И скривился от своего каламбура, показавшегося плоским и пошлым. Выключив радио, Фима счел нужным извиниться перед министром обороны Ицхаком Рабиным за это:
– Мне пора. Опаздываю на работу.
Сжевал таблетку от изжоги и зачем-то сунул в карман сережку Аннет. Куртку он надевал с особой осторожностью, дабы не угодить в ловушку, расставленную рукавом. И поскольку хлеб с вареньем не утолил голод, да и вообще это был завтрак, Фима решил отобедать в ресторанчике напротив дома. Вот только имя хозяйки начисто улетучилось из его головы: то ли госпожа Шнайдман, то ли госпожа Шнайдер. Он сделал ставку на Шнайдерман. Хозяйка совершенно не улыбнулась в ответ на такое обращение, но улыбнулась Фиме. Взгляд лучистый и приязненный, как у святой с православной иконы.
– Моя фамилия Шейнман, доктор Нисан. Но это совсем неважно. Главное, чтобы Бог дал здоровье и процветание народу Израиля. Только бы уже пришел мир в нашу дорогую страну. Так много смертей в последнее время. Что хотите сегодня, господин доктор? Гуляш? Или курицу?
Поразмыслив, Фима заказал гуляш, яичницу, салат из овощей и компот. За соседним столиком сидел маленький сморщенный человечек, удрученный и весь какой-то нездоровый. Словно нехотя он перелистывал страницы газеты “Едиот ахаронот”, то и дело устремляя взгляд куда-то в пространство, ковыряя зубочисткой в зубах. Казалось, что волосы у него приклеены к черепу густым машинным маслом. Фима представил, что это он сам сидит за соседним столиком, застряв тут не то со вчерашнего дня, не то с позавчерашнего, и событий минувшей ночи и нынешнего утра попросту не было. Или они случилось с человеком, похожим на Фиму в целом и отличным от него в несущественных деталях. Этот разрыв между вероятностным и реальным казался Фиме профанацией сложного. Возможно, отец и прав: не существует никакой реальной карты действительности. Ее попросту существовать не может. И каждый человек прокладывает свой путь через лес, руководствуясь сомнительными, искаженными картами своей жизни. Поэтому мы все и блуждаем в потемках, сходим с правильного пути. Нарезаем круги. Начинаем об одном, а заканчиваем, как правило, совсем об ином. Натыкаемся друг на друга во мраке и снова теряемся, и ни единый проблеск великого знания не укажет нам дорогу.

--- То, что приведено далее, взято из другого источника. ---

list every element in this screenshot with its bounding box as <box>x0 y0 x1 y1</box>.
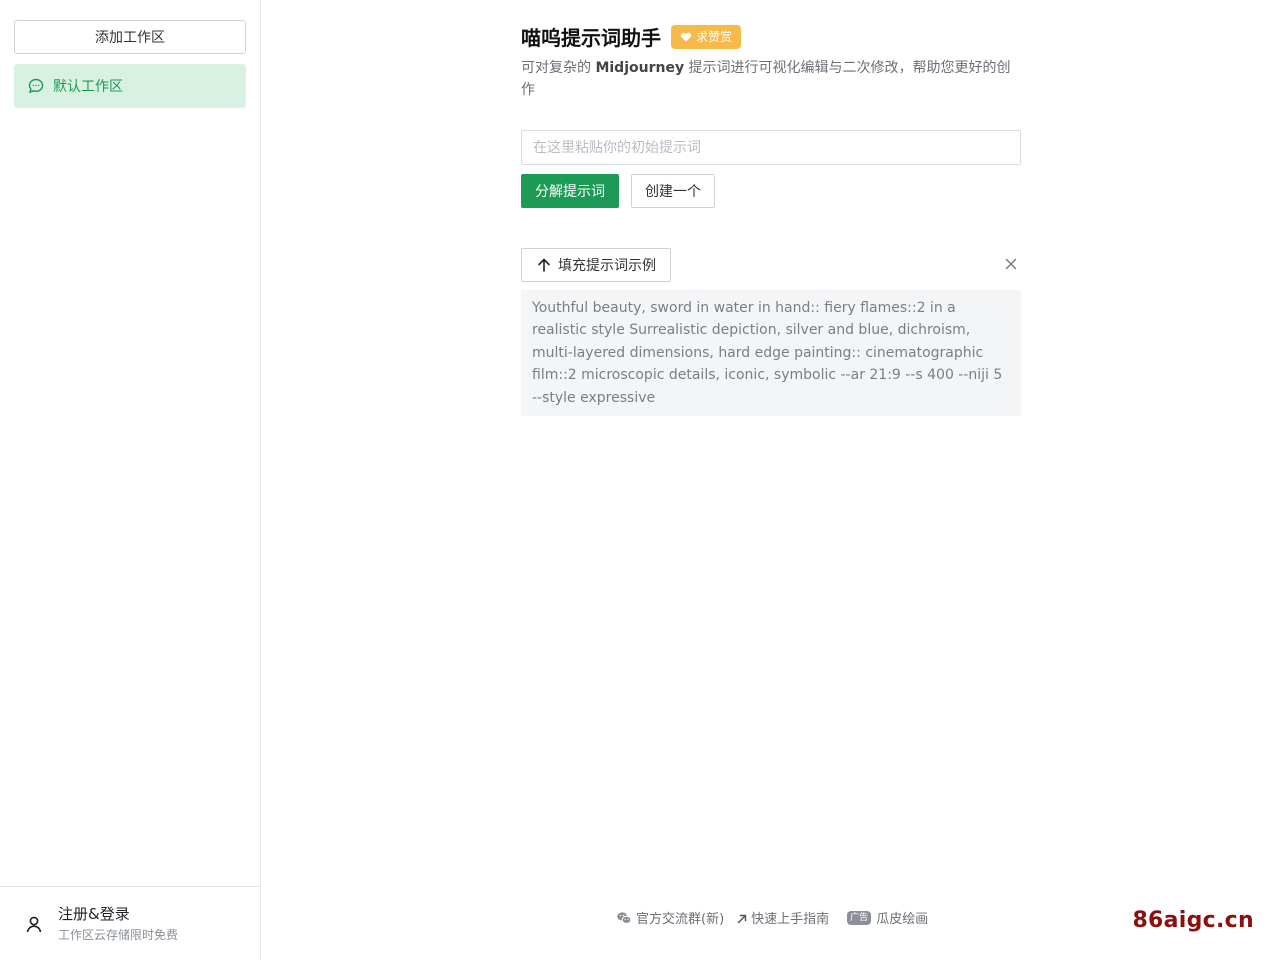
page-description: 可对复杂的 Midjourney 提示词进行可视化编辑与二次修改，帮助您更好的创… <box>521 57 1021 101</box>
user-icon <box>24 914 44 934</box>
wechat-icon <box>616 910 632 926</box>
footer-link-community[interactable]: 官方交流群(新) <box>616 908 724 927</box>
sidebar-item-label: 默认工作区 <box>53 79 123 95</box>
fill-example-label: 填充提示词示例 <box>558 258 656 274</box>
title-row: 喵呜提示词助手 求赞赏 <box>521 22 742 51</box>
arrow-up-icon <box>536 257 552 273</box>
footer-link-ad[interactable]: 广告 瓜皮绘画 <box>847 908 928 927</box>
donate-badge[interactable]: 求赞赏 <box>671 24 742 49</box>
desc-bold: Midjourney <box>595 60 685 76</box>
external-arrow-icon <box>736 910 748 926</box>
add-workspace-button[interactable]: 添加工作区 <box>14 20 246 54</box>
create-button[interactable]: 创建一个 <box>631 174 715 208</box>
parse-prompt-button[interactable]: 分解提示词 <box>521 174 619 208</box>
footer-link-label: 快速上手指南 <box>751 912 830 927</box>
ad-tag: 广告 <box>847 910 872 925</box>
desc-pre: 可对复杂的 <box>521 60 596 76</box>
sidebar: 添加工作区 默认工作区 注册&登录 工作区云存储限时免费 <box>0 0 261 960</box>
footer-links: 官方交流群(新) 快速上手指南 广告 瓜皮绘画 <box>616 908 928 927</box>
login-text: 注册&登录 工作区云存储限时免费 <box>58 904 178 944</box>
footer-link-guide[interactable]: 快速上手指南 <box>736 908 829 927</box>
close-icon[interactable] <box>1003 256 1019 272</box>
example-prompt-text: Youthful beauty, sword in water in hand:… <box>521 290 1021 416</box>
watermark-logo: 86aigc.cn <box>1132 908 1254 933</box>
login-subtitle: 工作区云存储限时免费 <box>58 927 179 942</box>
sidebar-item-default-workspace[interactable]: 默认工作区 <box>14 64 246 108</box>
login-title[interactable]: 注册&登录 <box>58 904 178 924</box>
login-panel[interactable]: 注册&登录 工作区云存储限时免费 <box>0 886 260 960</box>
fill-example-button[interactable]: 填充提示词示例 <box>521 248 671 282</box>
footer-link-label: 官方交流群(新) <box>636 912 725 927</box>
footer-link-label: 瓜皮绘画 <box>876 912 929 927</box>
badge-label: 求赞赏 <box>696 30 733 44</box>
heart-icon <box>680 31 692 43</box>
chat-bubble-icon <box>27 77 45 95</box>
prompt-input[interactable] <box>521 130 1021 165</box>
page-title: 喵呜提示词助手 <box>521 26 661 50</box>
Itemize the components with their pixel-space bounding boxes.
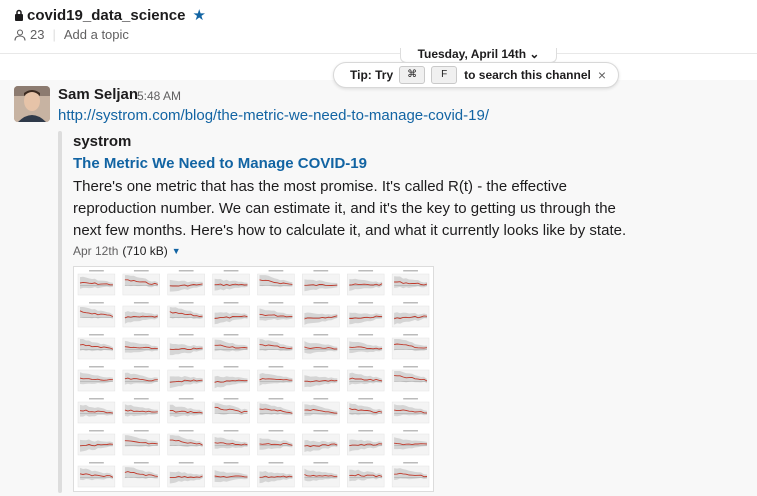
tip-prefix: Tip: Try bbox=[350, 68, 394, 82]
message-link[interactable]: http://systrom.com/blog/the-metric-we-ne… bbox=[58, 107, 489, 124]
search-tip: Tip: Try ⌘ F to search this channel × bbox=[333, 62, 619, 88]
lock-icon bbox=[15, 9, 23, 21]
message: Sam Seljan 5:48 AM http://systrom.com/bl… bbox=[0, 80, 757, 496]
date-divider[interactable]: Tuesday, April 14th ⌄ bbox=[400, 48, 557, 63]
cmd-key: ⌘ bbox=[399, 66, 426, 84]
members-icon[interactable] bbox=[14, 28, 26, 41]
attachment-bar bbox=[58, 131, 62, 493]
member-count[interactable]: 23 bbox=[30, 27, 44, 42]
channel-title[interactable]: covid19_data_science ★ bbox=[14, 6, 206, 24]
attachment-author: systrom bbox=[73, 133, 132, 150]
channel-header: covid19_data_science ★ 23 | Add a topic bbox=[0, 0, 757, 52]
attachment-size[interactable]: (710 kB) bbox=[122, 244, 167, 258]
add-topic-button[interactable]: Add a topic bbox=[64, 27, 129, 42]
f-key: F bbox=[431, 66, 458, 84]
image-plot-grid bbox=[77, 270, 430, 488]
divider: | bbox=[52, 27, 56, 42]
timestamp[interactable]: 5:48 AM bbox=[137, 89, 181, 103]
sender-name[interactable]: Sam Seljan bbox=[58, 86, 138, 103]
caret-down-icon[interactable]: ▼ bbox=[172, 246, 181, 256]
channel-name[interactable]: covid19_data_science bbox=[27, 7, 185, 24]
avatar[interactable] bbox=[14, 86, 50, 122]
attachment-meta: Apr 12th (710 kB) ▼ bbox=[73, 244, 181, 258]
star-icon[interactable]: ★ bbox=[192, 6, 205, 24]
attachment-title[interactable]: The Metric We Need to Manage COVID-19 bbox=[73, 155, 367, 172]
header-divider-line bbox=[0, 53, 757, 54]
channel-meta: 23 | Add a topic bbox=[14, 27, 129, 42]
attachment-body: There's one metric that has the most pro… bbox=[73, 178, 627, 239]
attachment-date: Apr 12th bbox=[73, 244, 119, 258]
close-icon[interactable]: × bbox=[598, 67, 606, 83]
tip-suffix: to search this channel bbox=[464, 68, 591, 82]
attachment-image[interactable] bbox=[73, 266, 434, 492]
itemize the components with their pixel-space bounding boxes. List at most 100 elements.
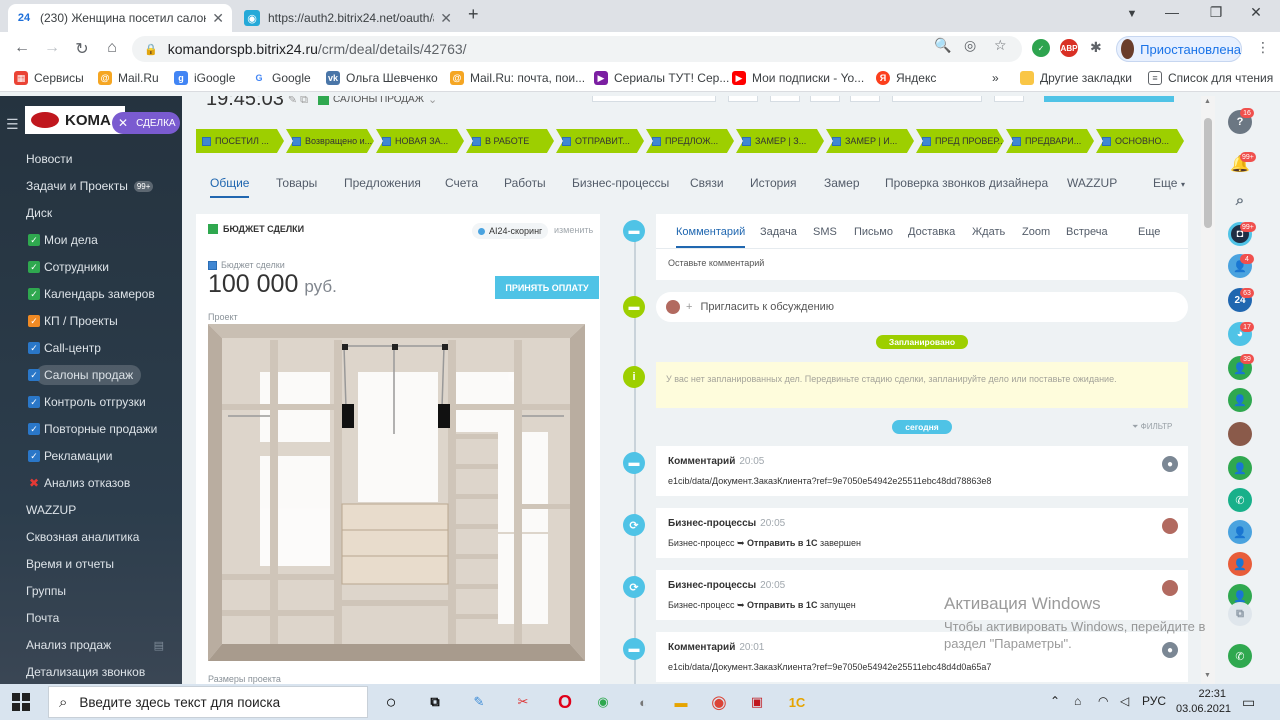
header-save-button[interactable]: [1044, 96, 1174, 102]
sidebar-item[interactable]: Диск: [0, 200, 182, 226]
reading-list[interactable]: ≡ Список для чтения: [1148, 71, 1273, 85]
editor-tab[interactable]: Ждать: [972, 226, 1005, 238]
sidebar-item[interactable]: ✓ КП / Проекты: [0, 308, 182, 334]
deal-category[interactable]: САЛОНЫ ПРОДАЖ: [333, 96, 424, 105]
zoom-icon[interactable]: 🔍: [934, 37, 951, 54]
opera-icon[interactable]: O: [552, 689, 578, 715]
bookmark-google[interactable]: G Google: [252, 71, 311, 85]
sidebar-item[interactable]: ✓ Мои дела: [0, 227, 182, 253]
settings-icon[interactable]: ▤: [154, 639, 164, 652]
user-photo-avatar[interactable]: [1228, 422, 1252, 446]
cortana-icon[interactable]: ○: [378, 689, 404, 715]
timeline-event[interactable]: Бизнес-процессы 20:05 Бизнес-процесс ➥ От…: [656, 508, 1188, 558]
sidebar-item[interactable]: Задачи и Проекты 99+: [0, 173, 182, 199]
sidebar-item[interactable]: Почта: [0, 605, 182, 631]
deal-tab[interactable]: Общие: [210, 176, 250, 198]
scroll-thumb[interactable]: [1204, 118, 1212, 228]
deal-tab[interactable]: Работы: [504, 176, 546, 190]
taskbar-search-input[interactable]: ⌕ Введите здесь текст для поиска: [48, 686, 368, 718]
back-icon[interactable]: ←: [12, 39, 32, 57]
sidebar-item[interactable]: ✓ Рекламации: [0, 443, 182, 469]
call-icon[interactable]: ✆: [1228, 644, 1252, 668]
language-indicator[interactable]: РУС: [1142, 694, 1166, 708]
sidebar-item[interactable]: ✓ Календарь замеров: [0, 281, 182, 307]
eye-off-icon[interactable]: ◎: [964, 37, 976, 54]
close-tab-icon[interactable]: ✕: [440, 10, 452, 27]
sidebar-item[interactable]: Анализ продаж ▤: [0, 632, 182, 658]
bookmark-youtube[interactable]: ▶ Мои подписки - Yo...: [732, 71, 864, 85]
close-window-icon[interactable]: ✕: [1236, 4, 1276, 21]
copy-icon[interactable]: ⧉: [1228, 602, 1252, 626]
bookmark-mailru-mail[interactable]: @ Mail.Ru: почта, пои...: [450, 71, 585, 85]
reload-icon[interactable]: ↻: [72, 39, 92, 59]
abp-extension-icon[interactable]: ABP: [1060, 39, 1078, 57]
profile-button[interactable]: Приостановлена: [1116, 36, 1242, 62]
editor-tab[interactable]: Zoom: [1022, 226, 1050, 238]
deal-tab[interactable]: Замер: [824, 176, 860, 190]
stage-step[interactable]: ЗАМЕР | З...: [736, 129, 824, 153]
stage-step[interactable]: ПРЕДЛОЖ...: [646, 129, 734, 153]
contact-icon[interactable]: 👤: [1228, 520, 1252, 544]
filter-button[interactable]: ⏷ ФИЛЬТР: [1132, 422, 1172, 434]
maximize-icon[interactable]: ❐: [1196, 4, 1236, 21]
browser-tab[interactable]: ◉ https://auth2.bitrix24.net/oauth/a ✕: [236, 4, 460, 32]
wardrobe-project-image[interactable]: [208, 324, 585, 661]
tab-search-icon[interactable]: ▼: [1112, 8, 1152, 20]
accept-payment-button[interactable]: ПРИНЯТЬ ОПЛАТУ: [495, 276, 599, 299]
bookmark-star-icon[interactable]: ☆: [994, 37, 1007, 54]
sidebar-item[interactable]: WAZZUP: [0, 497, 182, 523]
app-icon[interactable]: ◐: [630, 689, 656, 715]
komandor-app-icon[interactable]: ▣: [744, 689, 770, 715]
deal-tab[interactable]: Счета: [445, 176, 478, 190]
deal-tab[interactable]: Предложения: [344, 176, 421, 190]
timeline-event[interactable]: Комментарий 20:05 e1cib/data/Документ.Зак…: [656, 446, 1188, 496]
editor-tab[interactable]: Письмо: [854, 226, 893, 238]
browser-tab-active[interactable]: 24 (230) Женщина посетил салон С ✕: [8, 4, 232, 32]
action-center-icon[interactable]: ▭: [1242, 694, 1255, 711]
comment-input[interactable]: Оставьте комментарий: [668, 258, 764, 268]
stage-step[interactable]: Возвращено и...: [286, 129, 374, 153]
scroll-down-icon[interactable]: ▼: [1204, 672, 1211, 679]
sidebar-item[interactable]: ✖ Анализ отказов: [0, 470, 182, 496]
snipping-icon[interactable]: ✂: [510, 689, 536, 715]
bookmark-igoogle[interactable]: g iGoogle: [174, 71, 235, 85]
chrome-icon[interactable]: ◉: [706, 689, 732, 715]
menu-burger-icon[interactable]: ☰: [6, 116, 19, 133]
scroll-up-icon[interactable]: ▲: [1204, 98, 1211, 105]
stage-step[interactable]: ОТПРАВИТ...: [556, 129, 644, 153]
wifi-icon[interactable]: ◠: [1098, 694, 1108, 708]
stage-step[interactable]: НОВАЯ ЗА...: [376, 129, 464, 153]
contact-icon[interactable]: 👤: [1228, 552, 1252, 576]
adguard-extension-icon[interactable]: ✓: [1032, 39, 1050, 57]
user-avatar[interactable]: [1162, 518, 1178, 534]
deal-tab[interactable]: Бизнес-процессы: [572, 176, 669, 190]
editor-tab[interactable]: Еще: [1138, 226, 1160, 238]
bookmark-yandex[interactable]: Я Яндекс: [876, 71, 936, 85]
sidebar-item[interactable]: ✓ Call-центр: [0, 335, 182, 361]
deal-tab[interactable]: Проверка звонков дизайнера: [885, 176, 1048, 190]
chevron-down-icon[interactable]: ⌄: [428, 96, 437, 106]
deal-tab[interactable]: Товары: [276, 176, 317, 190]
bookmark-serials[interactable]: ▶ Сериалы ТУТ! Сер...: [594, 71, 729, 85]
sidebar-item[interactable]: Новости: [0, 146, 182, 172]
app-icon[interactable]: ◉: [590, 689, 616, 715]
editor-tab[interactable]: Комментарий: [676, 226, 746, 248]
sidebar-item[interactable]: ✓ Контроль отгрузки: [0, 389, 182, 415]
deal-tab[interactable]: WAZZUP: [1067, 176, 1117, 190]
editor-tab[interactable]: SMS: [813, 226, 837, 238]
volume-icon[interactable]: ◁: [1120, 694, 1129, 708]
stage-step[interactable]: ПОСЕТИЛ ...: [196, 129, 284, 153]
editor-tab[interactable]: Задача: [760, 226, 797, 238]
1c-icon[interactable]: 1С: [784, 689, 810, 715]
phone-icon[interactable]: ✆: [1228, 488, 1252, 512]
close-tab-icon[interactable]: ✕: [212, 10, 224, 27]
sidebar-item[interactable]: Сквозная аналитика: [0, 524, 182, 550]
stage-step[interactable]: В РАБОТЕ: [466, 129, 554, 153]
network-icon[interactable]: ⌂: [1074, 694, 1081, 708]
sidebar-item[interactable]: Время и отчеты: [0, 551, 182, 577]
stage-step[interactable]: ЗАМЕР | И...: [826, 129, 914, 153]
sidebar-item[interactable]: Группы: [0, 578, 182, 604]
crm-contact-icon[interactable]: 👤: [1228, 456, 1252, 480]
stage-step[interactable]: ОСНОВНО...: [1096, 129, 1184, 153]
browser-menu-icon[interactable]: ⋮: [1256, 39, 1270, 56]
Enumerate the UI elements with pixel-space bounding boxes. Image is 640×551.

Фима едва не спросил у хозяйки, кто этот господин за соседним столиком, покрытым клеенкой в бело-зеленую клетку. Но решил ограничиться вопросом: что же, по ее мнению, необходимо сделать, дабы наступили мир и покой?
Госпожа Шейнман отнеслась к вопросу с явным подозрением. Она с опаской огляделась по сторонам и ответила робко:
– Да что уж я понимаю? Пусть об этом думают умные люди. Генералы в нашем правительстве. Только бы Бог дал им здоровье. Да еще дал бы им побольше ума.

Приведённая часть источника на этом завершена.